A great advantage of SEM is that all of these measurements and tests occur simultaneously in one statistical estimation procedure, where all the model coefficients are calculated using all information from the observed variables. This means the estimates are more accurate than if a researcher were to calculate each part of the model separately.

History

Structural equation modeling began differentiating itself from correlation and regression when Sewall Wright provided explicit causal interpretations for a set of regression-style equations based on a solid understanding of the physical and physiological mechanisms producing direct and indirect effects among his observed variables. The equations were estimated like ordinary regression equations but the substantive context for the measured variables permitted clear causal, not merely predictive, understandings. O. D. Duncan introduced SEM to the social sciences in his 1975 book, and SEM blossomed in the late 1970's and 1980's when increasing computing power permitted practical model estimation. In 1987 Hayduk provided the first book-length introduction to structural equation modeling with latent variables, and this was soon followed by Bollen's popular text.
Different yet mathematically related modeling approaches developed in psychology, sociology, and economics. Early Cowles Commission work on simultaneous equations estimation centered on Koopman and Hood's algorithms from transport economics and optimal routing, with maximum likelihood estimation, and closed form algebraic calculations, as iterative solution search techniques were limited in the days before computers. The convergence of two of these developmental streams produced the current core of SEM. One of several programs Karl Jöreskog developed at Educational Testing Services, LISREL embedded latent variables within path-analysis-style equations. The factor-structured portion of the model incorporated measurement errors which permitted measurement-error-adjustment, though not necessarily error-free estimation, of effects connecting different postulated latent variables.
Traces of the historical convergence of the factor analytic and path analytic traditions persist as the distinction between the measurement and structural portions of models; and as continuing disagreements over model testing, and whether measurement should precede or accompany structural estimates. Viewing factor analysis as a data-reduction technique deemphasizes testing, which contrasts with path analytic appreciation for testing postulated causal connections – where the test result might signal model misspecification. The friction between factor analytic and path analytic traditions continue to surface in the literature.
Wright's path analysis influenced Hermann Wold, Wold's student Karl Jöreskog, and Jöreskog's student Claes Fornell, but SEM never gained a large following among U.S. econometricians, possibly due to fundamental differences in modeling objectives and typical data structures. The prolonged separation of SEM's economic branch led to procedural and terminological differences, though deep mathematical and statistical connections remain. Disciplinary differences in approaches can be seen in SEMNET discussions of endogeneity, and in discussions on causality via directed acyclic graphs. Discussions comparing and contrasting various SEM approaches are available highlighting disciplinary differences in data structures and the concerns motivating economic models.
Judea Pearl extended SEM from linear to nonparametric models, and proposed causal and counterfactual interpretations of the equations. Nonparametric SEMs permit estimating total, direct and indirect effects without making any commitment to linearity of effects or assumptions about the distributions of the error terms.
SEM analyses are popular in the social sciences because these analytic techniques help us break down complex concepts and understand causal processes, but the complexity of the models can introduce substantial variability in the results depending on the presence or absence of conventional control variables, the sample size, and the variables of interest. The use of experimental designs may address some of these doubts.
Today, SEM forms part of a basis of machine learning and neural networks. Exploratory and confirmatory factor analyses in classical statistics mirror unsupervised and supervised machine learning.

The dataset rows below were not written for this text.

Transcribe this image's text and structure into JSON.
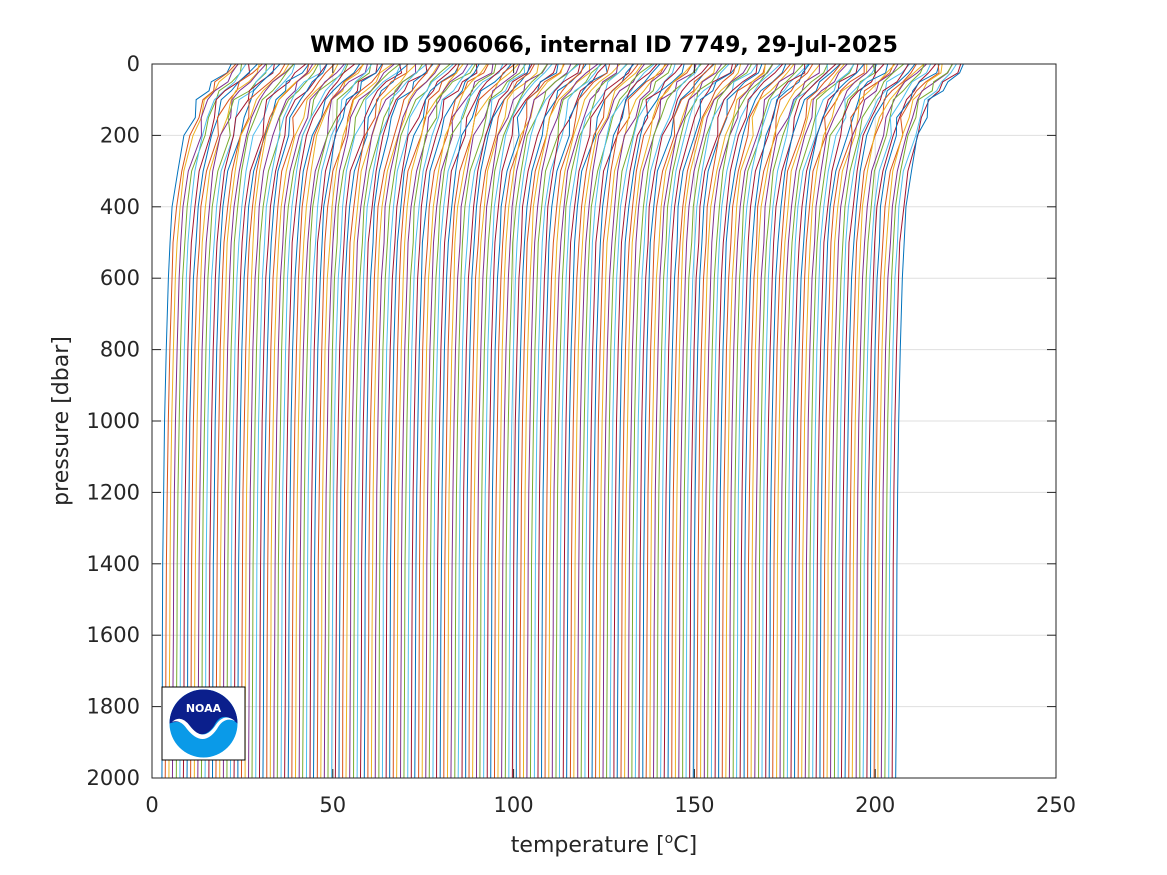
{
  "chart_data": {
    "type": "line",
    "title": "WMO ID 5906066, internal ID 7749, 29-Jul-2025",
    "xlabel": "temperature [°C]",
    "xlabel_parts": {
      "pre": "temperature [",
      "sup": "o",
      "post": "C]"
    },
    "ylabel": "pressure [dbar]",
    "xlim": [
      0,
      250
    ],
    "ylim": [
      0,
      2000
    ],
    "y_reversed": true,
    "xticks": [
      0,
      50,
      100,
      150,
      200,
      250
    ],
    "yticks": [
      0,
      200,
      400,
      600,
      800,
      1000,
      1200,
      1400,
      1600,
      1800,
      2000
    ],
    "grid": true,
    "profile_count": 204,
    "profile_offset_step": 1,
    "profile_template": {
      "pressure": [
        0,
        25,
        50,
        75,
        100,
        150,
        200,
        300,
        400,
        500,
        600,
        800,
        1000,
        1200,
        1400,
        1600,
        1800,
        2000
      ],
      "temperature": [
        21.5,
        20.0,
        17.0,
        15.0,
        12.7,
        11.0,
        9.6,
        7.0,
        5.7,
        5.0,
        4.5,
        3.9,
        3.5,
        3.2,
        3.0,
        2.9,
        2.8,
        2.7
      ]
    },
    "series_colors": [
      "#0072bd",
      "#d95319",
      "#edb120",
      "#7e2f8e",
      "#77ac30",
      "#4dbeee",
      "#a2142f"
    ]
  },
  "logo": {
    "text": "NOAA",
    "colors": {
      "navy": "#0b1f8c",
      "sky": "#0a9ae8",
      "white": "#ffffff"
    }
  },
  "colors": {
    "axes": "#262626",
    "grid": "#dfdfdf",
    "background": "#ffffff"
  }
}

General steps and considerations

The following considerations apply to the construction and assessment of many structural equation models.

Model specification

Building or specifying a model requires attending to:
  • the set of variables to be employed,
  • what is known about the variables,
  • what is theorized or hypothesized about the variables' causal connections and disconnections,
  • what the researcher seeks to learn from the modeling, and
  • the instances of missing values and/or the need for imputation.
Structural equation models attempt to mirror the worldly forces operative for causally homogeneous cases – namely cases enmeshed in the same worldly causal structures but whose values on the causes differ and who therefore possess different values on the outcome variables. Causal homogeneity can be facilitated by case selection, or by segregating cases in a multi-group model. A model's specification is not complete until the researcher specifies:
  • which effects and/or correlations/covariances are to be included and estimated,
  • which effects and other coefficients are forbidden or presumed unnecessary,
  • and which coefficients will be given fixed/unchanging values.
The latent level of a model is composed of endogenous and exogenous variables. The endogenous latent variables are the true-score variables postulated as receiving effects from at least one other modeled variable. Each endogenous variable is modeled as the dependent variable in a regression-style equation. The exogenous latent variables are background variables postulated as causing one or more of the endogenous variables and are modeled like the predictor variables in regression-style equations. Causal connections among the exogenous variables are not explicitly modeled but are usually acknowledged by modeling the exogenous variables as freely correlating with one another. The model may include intervening variables – variables receiving effects from some variables but also sending effects to other variables. As in regression, each endogenous variable is assigned a residual or error variable encapsulating the effects of unavailable and usually unknown causes. Each latent variable, whether exogenous or endogenous, is thought of as containing the cases' true-scores on that variable, and these true-scores causally contribute valid/genuine variations into one or more of the observed/reported indicator variables.
The LISREL program assigned Greek names to the elements in a set of matrices to keep track of the various model components. These names became relatively standard notation, though the notation has been extended and altered to accommodate a variety of statistical considerations. Texts and programs "simplifying" model specification via diagrams or by using equations permitting user-selected variable names, re-convert the user's model into some standard matrix-algebra form in the background. The "simplifications" are achieved by implicitly introducing default program "assumptions" about model features with which users supposedly need not concern themselves. Unfortunately, these default assumptions easily obscure model components that leave unrecognized issues lurking within the model's structure, and underlying matrices.
Two main components of models are distinguished in SEM: the structural model showing potential causal dependencies between endogenous and exogenous latent variables, and the measurement model showing the causal connections between the latent variables and the indicators. Exploratory and confirmatory factor analysis models, for example, focus on the causal measurement connections, while path models more closely correspond to SEMs latent structural connections.
Modelers specify each coefficient in a model as being free to be estimated, or fixed at some value. The free coefficients may be postulated effects the researcher wishes to test, background correlations among the exogenous variables, or the variances of the residual or error variables providing additional variations in the endogenous latent variables. The fixed coefficients may be values like the 1.0 values in Figure 2 that provide a scales for the latent variables, or values of 0.0 which assert causal disconnections such as the assertion of no-direct-effects pointing from Academic Achievement to any of the four scales in Figure 1. SEM programs provide estimates and tests of the free coefficients, while the fixed coefficients contribute importantly to testing the overall model structure. Various kinds of constraints between coefficients can also be used. The model specification depends on what is known from the literature, the researcher's experience with the modeled indicator variables, and the features being investigated by using the specific model structure.
There is a limit to how many coefficients can be estimated in a model. If there are fewer data points than the number of estimated coefficients, the resulting model is said to be "unidentified" and no coefficient estimates can be obtained. Reciprocal effect, and other causal loops, may also interfere with estimation.